Between 1963 and 1977, under the leadership of former directors Edward Silberman, Alvin Anderson, and John Ripken, SAFL’s strengths lay in the areas of hydraulics, stratified flows, turbulence, and hydrology. The lab also aimed to intensify an already robust naval hydrodynamics research program, and did so by recruiting a leader in this field, Professor Roger Arndt, as SAFL’s fifth director.

Although research in hydraulic and river engineering continued throughout the following decades, Arndt’s tenure (1977-1993) emphasized integrating education with basic and applied research. Under his leadership, laboratory research expanded into new areas, such as computational fluid dynamics, cavitation, and wind engineering.

A Place to Call Home

From 1993 to 2005, led by directors Gary Parker and Efi Foufoula-Georgiou, and as environmental concerns took center stage, SAFL remained a pioneer, adding new faculty with expertise in the areas of sedimentary geology, eco-biological fluid dynamics, and atmospheric boundary layers. The word “Hydraulic” was dropped from the lab’s name and SAFHL became SAFL in 1995; the following year the Department of Geology and Geophysics was added as the second affiliated department.
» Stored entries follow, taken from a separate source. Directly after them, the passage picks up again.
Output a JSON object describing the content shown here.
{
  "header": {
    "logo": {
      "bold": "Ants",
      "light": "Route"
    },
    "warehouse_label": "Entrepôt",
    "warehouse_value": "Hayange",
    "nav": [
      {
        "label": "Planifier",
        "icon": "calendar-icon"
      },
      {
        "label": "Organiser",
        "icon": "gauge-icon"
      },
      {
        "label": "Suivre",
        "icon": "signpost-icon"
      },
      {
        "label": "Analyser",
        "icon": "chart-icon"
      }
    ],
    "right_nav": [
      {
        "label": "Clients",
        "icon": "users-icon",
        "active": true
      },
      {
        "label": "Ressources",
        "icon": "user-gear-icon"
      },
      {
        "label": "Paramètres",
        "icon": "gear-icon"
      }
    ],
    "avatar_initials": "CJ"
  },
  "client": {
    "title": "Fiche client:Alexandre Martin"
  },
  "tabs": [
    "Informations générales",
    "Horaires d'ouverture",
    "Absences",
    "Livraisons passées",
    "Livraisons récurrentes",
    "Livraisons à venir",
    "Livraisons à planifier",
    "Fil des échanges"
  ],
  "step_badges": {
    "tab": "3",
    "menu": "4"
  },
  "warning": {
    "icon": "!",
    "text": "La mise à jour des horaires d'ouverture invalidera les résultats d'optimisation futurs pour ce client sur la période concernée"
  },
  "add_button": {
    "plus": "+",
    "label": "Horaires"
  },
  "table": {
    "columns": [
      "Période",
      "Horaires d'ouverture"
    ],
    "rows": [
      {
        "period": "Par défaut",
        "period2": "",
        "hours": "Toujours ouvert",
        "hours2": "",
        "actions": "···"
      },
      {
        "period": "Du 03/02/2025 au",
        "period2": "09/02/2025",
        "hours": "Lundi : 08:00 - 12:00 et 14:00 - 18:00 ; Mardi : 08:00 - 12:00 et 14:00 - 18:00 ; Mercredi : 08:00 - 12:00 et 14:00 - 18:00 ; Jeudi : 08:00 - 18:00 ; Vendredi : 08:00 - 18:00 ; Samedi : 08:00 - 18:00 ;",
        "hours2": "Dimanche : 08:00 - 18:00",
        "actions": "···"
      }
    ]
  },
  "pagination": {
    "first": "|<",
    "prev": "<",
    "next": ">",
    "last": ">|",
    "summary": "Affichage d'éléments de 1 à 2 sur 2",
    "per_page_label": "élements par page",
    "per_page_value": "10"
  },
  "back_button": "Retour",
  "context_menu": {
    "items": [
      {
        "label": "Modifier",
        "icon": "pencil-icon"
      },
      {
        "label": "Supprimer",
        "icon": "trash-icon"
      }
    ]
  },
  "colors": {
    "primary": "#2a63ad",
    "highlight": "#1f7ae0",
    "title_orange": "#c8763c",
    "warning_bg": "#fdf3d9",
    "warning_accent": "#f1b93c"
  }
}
Decade-long efforts to broaden the lab’s focus of emphasizing collaborative research in environmental, geophysical, and biological fluid mechanics led to establishing the National Center for Earth Surface Dynamics (NCED) in 2002. A National Science Foundation-sponsored Science and Technology Center, NCED’s vision to transform the management of ecosystems, water resources, and land use was a natural extension of SAFL’s interdisciplinary character and marked a new era for the laboratory. A growing emphasis on problems at the intersection of fluid mechanics and ecology led SAFL to add Ecology, Evolution, and Behavior as its third affiliated department in 2005.

Research in the energy-environment nexus

The laboratory, currently led by director Fotis Sotiropoulos, is continuing its expansion into new research areas in the energy-environment nexus. In 2008, SAFL and NCED jointly established the Outdoor StreamLab, a one-of-a-kind experimental facility for stream restoration which attracts students and scientists worldwide. In 2009, the U.S. Department of Energy awarded a SAFL-led industry/academe consortium a major grant to conduct research aimed at helping the U.S. achieve its goal of 20 percent wind power by 2030. Along with other new programs in hydrokinetic power and algal-based biofuels, this grant has helped to establish SAFL as a national leader in renewable energy research and a major hub for collaborations between academia and industry.

“Today SAFL continues to serve Straub’s vision by emphasizing academic excellence and research scholarship, while staying at the cutting-edge of fluid mechanics research,” Sotiropoulos said. “We are inspired by our rich legacy as we move forward to tackle the major sustainability challenges of our time, adding new pages to the history of this unique research facility.”